Ils pensent vraiment à changer le monde (We want to make a world better place), c’est toute une philosophie et une culture. Le monde est pour eux rempli de problèmes et un problème est une opportunité. Et en le réglant, le monde sera meilleur. Et plus le problème est gros, plus l’opportunité business sera réelle. Better doesn’t work: ce n’est pas la logique comme en France de vouloir la perfection et sortir un produit sans bogue mais plus tardivement. Ici, l’expérience utilisateur accumulée (avec le feedback des utilisateurs et l’intelligence apportée par la multitude) va être utile même si le premier produit n’est pas terrible techniquement voire fonctionnellement.

Des questions se posent au départ : quel est le ratio entre l’opportunité et le risque (se frotter à un acteur plus ou moins établi). Le mode de raisonnement est très opportuniste, la question n’est pas de fabriquer de la technologie mais de l’utiliser pour résoudre des problèmes. Le siècle des Lumières est bel est bien fini. Tout le monde a des idées partout dans le monde.

La Silicon Valley est la capitale mondiale du digital. Les Etats-Unis représentent un marché assez homogène de 320 millions de personnes mais le consommateur américain consomme 5 fois plus de services et produits digitaux (par exemple iTunes) que l’Européen, c’est toute une différence.

3. Pourriez-vous nous parler de The Refiners, programme d’accompagnement que vous lancez pour des start-up françaises voulant jouer dans la cour des grands avec le passage obligé par la Silicon Valley ? Et quelles sont les modalités pratiques ?

Nous lançons The Refiners pour permettre de changer le mode de pensée et l’organisation des start-up prometteuses. Nous avons défini une vraie méthodologie à cet effet et une façon de travailler, celle de la Silicon Valley. C’est plus sporadique et fait appel à de la maïeutique pour que les créateurs se posent les bonnes questions. Culturellement, la Silicon Valley est un environnement collaboratif : les start-up travaillent ensemble même si elles ne sont pas positionnées sur le même sujet, c’est pour cela qu’elles sont dans des accélérateurs.

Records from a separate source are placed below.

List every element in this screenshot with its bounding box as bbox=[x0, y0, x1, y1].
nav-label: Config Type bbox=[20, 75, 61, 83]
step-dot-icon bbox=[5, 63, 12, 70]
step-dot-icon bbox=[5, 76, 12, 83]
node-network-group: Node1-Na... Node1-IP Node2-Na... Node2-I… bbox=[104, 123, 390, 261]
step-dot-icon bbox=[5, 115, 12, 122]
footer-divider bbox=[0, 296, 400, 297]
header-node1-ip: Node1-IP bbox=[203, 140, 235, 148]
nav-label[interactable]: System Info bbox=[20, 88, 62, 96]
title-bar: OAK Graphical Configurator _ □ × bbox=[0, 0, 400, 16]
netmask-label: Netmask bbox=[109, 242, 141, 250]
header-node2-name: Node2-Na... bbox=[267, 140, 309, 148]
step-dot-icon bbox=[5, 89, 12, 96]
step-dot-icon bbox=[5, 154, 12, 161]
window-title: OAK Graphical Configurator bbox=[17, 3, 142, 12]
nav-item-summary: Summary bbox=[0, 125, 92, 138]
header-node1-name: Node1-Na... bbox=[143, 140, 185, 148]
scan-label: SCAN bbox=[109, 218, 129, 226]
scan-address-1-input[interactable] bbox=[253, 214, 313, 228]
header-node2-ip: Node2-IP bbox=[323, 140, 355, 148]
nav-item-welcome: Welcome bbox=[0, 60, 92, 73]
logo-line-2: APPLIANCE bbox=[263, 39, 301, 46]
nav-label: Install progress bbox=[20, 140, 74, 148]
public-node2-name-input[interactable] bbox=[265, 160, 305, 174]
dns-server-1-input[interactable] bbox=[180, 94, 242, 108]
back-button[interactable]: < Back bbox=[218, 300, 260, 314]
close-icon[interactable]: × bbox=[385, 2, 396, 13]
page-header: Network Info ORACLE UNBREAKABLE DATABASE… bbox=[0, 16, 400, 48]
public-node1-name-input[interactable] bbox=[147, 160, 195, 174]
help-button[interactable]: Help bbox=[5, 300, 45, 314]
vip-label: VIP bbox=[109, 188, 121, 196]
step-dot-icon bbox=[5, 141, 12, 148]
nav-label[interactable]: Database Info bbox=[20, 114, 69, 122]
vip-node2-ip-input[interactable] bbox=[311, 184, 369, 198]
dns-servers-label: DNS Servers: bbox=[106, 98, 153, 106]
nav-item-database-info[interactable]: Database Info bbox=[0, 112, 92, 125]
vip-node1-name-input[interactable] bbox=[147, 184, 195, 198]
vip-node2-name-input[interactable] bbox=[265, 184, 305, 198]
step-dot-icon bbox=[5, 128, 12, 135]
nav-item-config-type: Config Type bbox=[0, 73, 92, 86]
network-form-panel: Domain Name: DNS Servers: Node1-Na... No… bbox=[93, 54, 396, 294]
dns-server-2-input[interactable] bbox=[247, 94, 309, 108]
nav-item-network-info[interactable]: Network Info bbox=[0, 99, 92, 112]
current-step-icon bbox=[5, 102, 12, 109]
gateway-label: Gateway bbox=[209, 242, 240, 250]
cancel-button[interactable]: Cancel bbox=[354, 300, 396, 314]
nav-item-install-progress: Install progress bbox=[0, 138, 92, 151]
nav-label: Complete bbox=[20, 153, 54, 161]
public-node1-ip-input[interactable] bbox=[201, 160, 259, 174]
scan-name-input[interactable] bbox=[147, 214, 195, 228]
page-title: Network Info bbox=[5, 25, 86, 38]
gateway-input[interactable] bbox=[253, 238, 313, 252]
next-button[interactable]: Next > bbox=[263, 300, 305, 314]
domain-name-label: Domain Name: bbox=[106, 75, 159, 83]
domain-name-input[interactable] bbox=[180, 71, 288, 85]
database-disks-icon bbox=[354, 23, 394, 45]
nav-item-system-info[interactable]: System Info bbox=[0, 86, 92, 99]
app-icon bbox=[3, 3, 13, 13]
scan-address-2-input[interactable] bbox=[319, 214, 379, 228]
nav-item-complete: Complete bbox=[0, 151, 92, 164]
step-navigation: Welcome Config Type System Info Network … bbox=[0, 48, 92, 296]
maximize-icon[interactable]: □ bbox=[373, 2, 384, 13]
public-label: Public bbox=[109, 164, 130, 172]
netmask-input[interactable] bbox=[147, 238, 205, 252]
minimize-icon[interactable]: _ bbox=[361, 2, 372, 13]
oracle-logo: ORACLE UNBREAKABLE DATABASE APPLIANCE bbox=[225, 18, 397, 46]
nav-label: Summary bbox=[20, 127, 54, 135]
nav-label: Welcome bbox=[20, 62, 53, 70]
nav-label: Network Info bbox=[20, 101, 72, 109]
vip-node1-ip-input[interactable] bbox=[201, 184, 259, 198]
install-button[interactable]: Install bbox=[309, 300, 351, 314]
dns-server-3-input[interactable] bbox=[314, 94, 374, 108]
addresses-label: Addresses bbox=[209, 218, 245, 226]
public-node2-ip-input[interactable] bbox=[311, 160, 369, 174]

Le programme type d’une semaine est le suivant :

  • Lundi : tour de table par rapport à la semaine passée, les accomplissements avec échecs et réussites et cela est dit devant toutes les autres start-up et devant nous, les accompagnateurs. Par exemple perte du Directeur technique et comment réagir. Il convient d’être transparent face aux échecs et aux réussites. Cela incite à accomplir une avancée toutes les semaines même si est petite : recrutement d’un ingénieur, parution d’un article, etc. Cela crée une émulation entre toutes les start-up.
  • Mardi : un expert de la Silicon Valley intervient sur des sujets particuliers. Ceci est utile pour apprendre à écouter. Les Américains sont plus dans l’écoute.
  • Mercredi et jeudi : nous passons du temps avec les start-up, avec également les partenaires de The Refiners. Nous ne sommes pas là pour leur dire ce qu’il faut faire mais identifier les opportunités et les obstacles et activer qui dans notre réseau va être mis en contact en conséquence : Tesla, Google, Twitter, etc. Sans réseau dans la Silicon Valley, on n’avance pas. Les start-up doivent démontrer une métrique, des KPI (key performance indicators) à mettre à jour. C’est très orienté résultat. Toutes les semaines, nous voulons inculquer des réflexes pour qu’elles manipulent les données.
  • Vendredi : pitch dans la Silicon Valley pour raconter une histoire.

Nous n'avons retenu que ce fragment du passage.